Machine learning: An introduction - Transcript
Machine learning: An introduction - Transcript
(The Statistics Canada symbol and Canada wordmark appear on screen with the title: "Machine learning: An introduction")
Machine learning: An introduction
Welcome to Machine Learning: An introduction. Here we'll explain the basic concepts of machine learning and include a framework for responsible machine learning processes.
Learning goals
This video is recommended for those who already have some familiarity with the concepts and techniques associated with computer programming and using algorithms to analyze data. One important distinction we'll make in this video is the difference between data science, artificial intelligence and machine learning. You'll learn what machine learning can be used for, how it works and some different methods for doing it. You'll also learn how to build and use machine learning processes responsibly.
Steps of a data journey
(Text on screen: Supported by a foundation of stewardship, metadata, standards and quality)

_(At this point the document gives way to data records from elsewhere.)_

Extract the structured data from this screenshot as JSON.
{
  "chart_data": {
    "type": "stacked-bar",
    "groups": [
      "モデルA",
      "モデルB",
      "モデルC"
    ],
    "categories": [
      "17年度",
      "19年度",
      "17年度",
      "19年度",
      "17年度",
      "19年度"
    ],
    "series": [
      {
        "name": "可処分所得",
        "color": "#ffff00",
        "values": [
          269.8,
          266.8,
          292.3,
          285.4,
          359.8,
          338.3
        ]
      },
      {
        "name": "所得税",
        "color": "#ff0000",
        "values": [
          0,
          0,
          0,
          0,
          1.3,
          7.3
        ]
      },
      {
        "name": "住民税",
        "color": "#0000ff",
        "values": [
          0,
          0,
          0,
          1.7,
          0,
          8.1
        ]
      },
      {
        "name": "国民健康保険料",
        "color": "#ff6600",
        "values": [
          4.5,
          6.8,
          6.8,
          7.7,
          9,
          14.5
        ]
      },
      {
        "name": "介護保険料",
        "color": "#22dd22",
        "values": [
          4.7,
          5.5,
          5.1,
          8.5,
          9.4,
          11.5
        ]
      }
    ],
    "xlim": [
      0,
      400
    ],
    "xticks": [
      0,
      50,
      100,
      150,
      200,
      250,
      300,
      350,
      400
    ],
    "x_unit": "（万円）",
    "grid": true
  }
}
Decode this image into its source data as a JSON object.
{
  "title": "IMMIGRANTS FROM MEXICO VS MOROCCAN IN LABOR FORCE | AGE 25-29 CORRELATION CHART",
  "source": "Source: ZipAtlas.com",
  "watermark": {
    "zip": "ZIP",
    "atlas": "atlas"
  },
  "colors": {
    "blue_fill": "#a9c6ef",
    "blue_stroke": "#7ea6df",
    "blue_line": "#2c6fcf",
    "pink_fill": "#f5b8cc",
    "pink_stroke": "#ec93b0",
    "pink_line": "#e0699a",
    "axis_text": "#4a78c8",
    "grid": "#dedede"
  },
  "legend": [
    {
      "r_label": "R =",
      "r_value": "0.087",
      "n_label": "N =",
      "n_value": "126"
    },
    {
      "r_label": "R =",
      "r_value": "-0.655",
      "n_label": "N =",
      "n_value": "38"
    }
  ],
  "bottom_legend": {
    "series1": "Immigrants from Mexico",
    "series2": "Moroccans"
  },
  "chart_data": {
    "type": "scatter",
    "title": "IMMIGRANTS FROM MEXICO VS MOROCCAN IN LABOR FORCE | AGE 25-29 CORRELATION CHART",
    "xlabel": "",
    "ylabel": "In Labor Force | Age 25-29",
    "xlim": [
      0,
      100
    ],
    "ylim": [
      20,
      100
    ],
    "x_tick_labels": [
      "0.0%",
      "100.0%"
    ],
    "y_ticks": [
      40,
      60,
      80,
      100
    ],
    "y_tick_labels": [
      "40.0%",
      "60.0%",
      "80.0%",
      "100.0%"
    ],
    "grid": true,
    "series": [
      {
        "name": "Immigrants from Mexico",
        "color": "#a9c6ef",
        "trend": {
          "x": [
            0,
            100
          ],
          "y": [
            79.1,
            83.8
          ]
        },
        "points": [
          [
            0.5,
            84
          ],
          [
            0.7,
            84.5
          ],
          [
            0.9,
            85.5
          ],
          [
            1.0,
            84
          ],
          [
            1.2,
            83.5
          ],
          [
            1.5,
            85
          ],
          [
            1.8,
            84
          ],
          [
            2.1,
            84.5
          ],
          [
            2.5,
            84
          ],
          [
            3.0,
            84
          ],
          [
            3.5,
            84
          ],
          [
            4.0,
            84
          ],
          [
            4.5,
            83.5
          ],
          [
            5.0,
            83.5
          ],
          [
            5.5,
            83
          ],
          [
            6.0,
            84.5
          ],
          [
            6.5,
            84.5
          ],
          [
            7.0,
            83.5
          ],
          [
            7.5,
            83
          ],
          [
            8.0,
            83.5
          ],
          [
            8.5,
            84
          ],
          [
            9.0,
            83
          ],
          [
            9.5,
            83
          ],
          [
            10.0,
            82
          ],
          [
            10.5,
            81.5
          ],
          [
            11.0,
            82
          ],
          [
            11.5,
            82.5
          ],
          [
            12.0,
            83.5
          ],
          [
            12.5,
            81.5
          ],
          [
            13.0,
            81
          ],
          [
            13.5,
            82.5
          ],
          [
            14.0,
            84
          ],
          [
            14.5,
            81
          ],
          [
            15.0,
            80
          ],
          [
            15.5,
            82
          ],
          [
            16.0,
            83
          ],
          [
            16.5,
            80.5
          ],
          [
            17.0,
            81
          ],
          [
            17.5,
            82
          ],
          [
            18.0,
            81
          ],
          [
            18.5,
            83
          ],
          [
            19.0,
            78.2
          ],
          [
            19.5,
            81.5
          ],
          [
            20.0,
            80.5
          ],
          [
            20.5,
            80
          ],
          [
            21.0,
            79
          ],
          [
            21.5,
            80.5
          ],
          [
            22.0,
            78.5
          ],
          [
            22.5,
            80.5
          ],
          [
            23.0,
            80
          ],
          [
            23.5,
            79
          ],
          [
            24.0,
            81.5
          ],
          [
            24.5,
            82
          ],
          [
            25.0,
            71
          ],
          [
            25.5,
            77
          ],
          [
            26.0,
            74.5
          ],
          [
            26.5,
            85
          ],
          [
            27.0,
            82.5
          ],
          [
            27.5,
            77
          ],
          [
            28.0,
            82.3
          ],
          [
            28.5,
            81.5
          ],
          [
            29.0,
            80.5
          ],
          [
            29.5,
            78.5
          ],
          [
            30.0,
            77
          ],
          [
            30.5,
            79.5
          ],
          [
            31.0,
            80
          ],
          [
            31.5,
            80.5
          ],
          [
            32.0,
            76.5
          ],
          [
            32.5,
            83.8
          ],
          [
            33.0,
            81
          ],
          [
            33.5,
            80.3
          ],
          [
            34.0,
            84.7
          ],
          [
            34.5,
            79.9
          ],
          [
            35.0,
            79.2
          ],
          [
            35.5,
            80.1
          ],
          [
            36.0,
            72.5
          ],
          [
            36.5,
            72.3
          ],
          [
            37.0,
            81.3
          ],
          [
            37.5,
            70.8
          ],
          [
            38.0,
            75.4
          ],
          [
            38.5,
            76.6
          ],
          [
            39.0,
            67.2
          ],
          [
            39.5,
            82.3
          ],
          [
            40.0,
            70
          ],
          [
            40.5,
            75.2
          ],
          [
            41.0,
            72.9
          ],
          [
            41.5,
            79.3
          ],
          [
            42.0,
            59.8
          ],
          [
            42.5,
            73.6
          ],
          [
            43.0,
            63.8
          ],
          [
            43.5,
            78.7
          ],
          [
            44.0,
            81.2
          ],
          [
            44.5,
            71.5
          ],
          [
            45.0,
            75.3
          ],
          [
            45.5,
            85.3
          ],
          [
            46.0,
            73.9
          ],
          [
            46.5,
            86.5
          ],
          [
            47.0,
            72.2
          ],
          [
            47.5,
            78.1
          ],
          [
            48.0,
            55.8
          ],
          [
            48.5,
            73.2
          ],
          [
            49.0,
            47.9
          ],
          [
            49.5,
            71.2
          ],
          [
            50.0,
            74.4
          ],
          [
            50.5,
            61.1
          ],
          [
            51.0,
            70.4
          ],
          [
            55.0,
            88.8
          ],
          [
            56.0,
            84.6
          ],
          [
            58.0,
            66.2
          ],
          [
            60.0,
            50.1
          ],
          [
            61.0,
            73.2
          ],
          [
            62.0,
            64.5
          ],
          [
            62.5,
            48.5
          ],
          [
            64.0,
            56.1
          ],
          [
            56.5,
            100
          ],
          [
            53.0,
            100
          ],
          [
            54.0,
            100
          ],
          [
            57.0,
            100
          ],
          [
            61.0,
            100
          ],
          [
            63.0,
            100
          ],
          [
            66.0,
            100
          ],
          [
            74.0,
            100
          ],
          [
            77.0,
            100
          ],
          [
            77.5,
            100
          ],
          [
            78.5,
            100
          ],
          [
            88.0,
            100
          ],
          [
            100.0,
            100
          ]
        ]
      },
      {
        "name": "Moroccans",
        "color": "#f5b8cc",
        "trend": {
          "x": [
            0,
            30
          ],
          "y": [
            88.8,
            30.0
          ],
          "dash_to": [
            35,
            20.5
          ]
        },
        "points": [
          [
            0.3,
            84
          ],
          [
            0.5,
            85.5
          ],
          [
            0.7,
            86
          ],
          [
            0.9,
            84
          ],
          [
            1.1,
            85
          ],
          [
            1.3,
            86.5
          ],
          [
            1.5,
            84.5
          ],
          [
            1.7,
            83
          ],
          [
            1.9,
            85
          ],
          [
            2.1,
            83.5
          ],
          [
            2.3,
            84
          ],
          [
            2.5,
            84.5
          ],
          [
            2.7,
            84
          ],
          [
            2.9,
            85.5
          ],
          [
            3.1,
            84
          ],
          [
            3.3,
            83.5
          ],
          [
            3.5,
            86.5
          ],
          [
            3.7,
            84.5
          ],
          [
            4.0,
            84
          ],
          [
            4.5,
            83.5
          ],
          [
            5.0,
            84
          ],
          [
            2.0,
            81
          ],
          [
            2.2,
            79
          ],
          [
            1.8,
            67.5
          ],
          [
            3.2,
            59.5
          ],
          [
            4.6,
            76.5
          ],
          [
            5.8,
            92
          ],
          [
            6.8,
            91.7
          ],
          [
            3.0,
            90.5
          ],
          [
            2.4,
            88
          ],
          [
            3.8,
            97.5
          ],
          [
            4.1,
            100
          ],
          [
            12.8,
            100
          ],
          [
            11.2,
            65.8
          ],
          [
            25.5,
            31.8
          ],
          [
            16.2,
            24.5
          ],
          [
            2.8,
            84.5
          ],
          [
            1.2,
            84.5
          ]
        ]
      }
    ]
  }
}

(Diagram of the Steps of the data journey: Step 1 - define, find, gather; Step 2 - explore, clean, describe; Step 3 - analyze, model; Step 4 - tell the story. The data journey is supported by a foundation of stewardship, metadata, standards and quality.)
This diagram is a visual representation of the data journey from collecting the data to exploring, cleaning, describing and understanding the data, to analyzing the data and lastly, to communicating with others the story the data tell.
Steps 1,2 & 3: Define, find, gather; Explore, clean and describre; Analyze and model
(Diagram of the Steps of the data journey with an emphasis on Step 1 - define, find, gather; Step 2 - explore, clean and describe; Step 3 - analyze and model)
Machine learning can be used at the find, gather and protect step in the data journey to search through data and find only the parts that are needed. It can also be used at the explorer clean and describe step in the data journey to reveal what's in the data. And finally, machine learning can be used at the analyze and model step in the data journey to find relationships between variables and predict outcomes or future events.
What is data science?
(Chart containing 3 intersecting circles in the middle. The circles of the orange, left green and right blue top represent the Domain Expertise, Computer Science and Mathematics, respectively. The intersection of orange-green, green-blue and blue-orange circles represent Data Processing, Machine Learning and Statistical Research, respectively. The intersection of the three circles represents the Data Science.)
First, what is data science exactly? It's the intersection of three things: expertise in a particular domain, computer programming skills, and mathematics and statistics. Data scientists, computer scientists, statisticians and other types of scientists can all use machine learning in their work. Data science techniques such as artificial intelligence and machine learning are used to solve analytically complex problems.
What are artificial intelligence and machine learning?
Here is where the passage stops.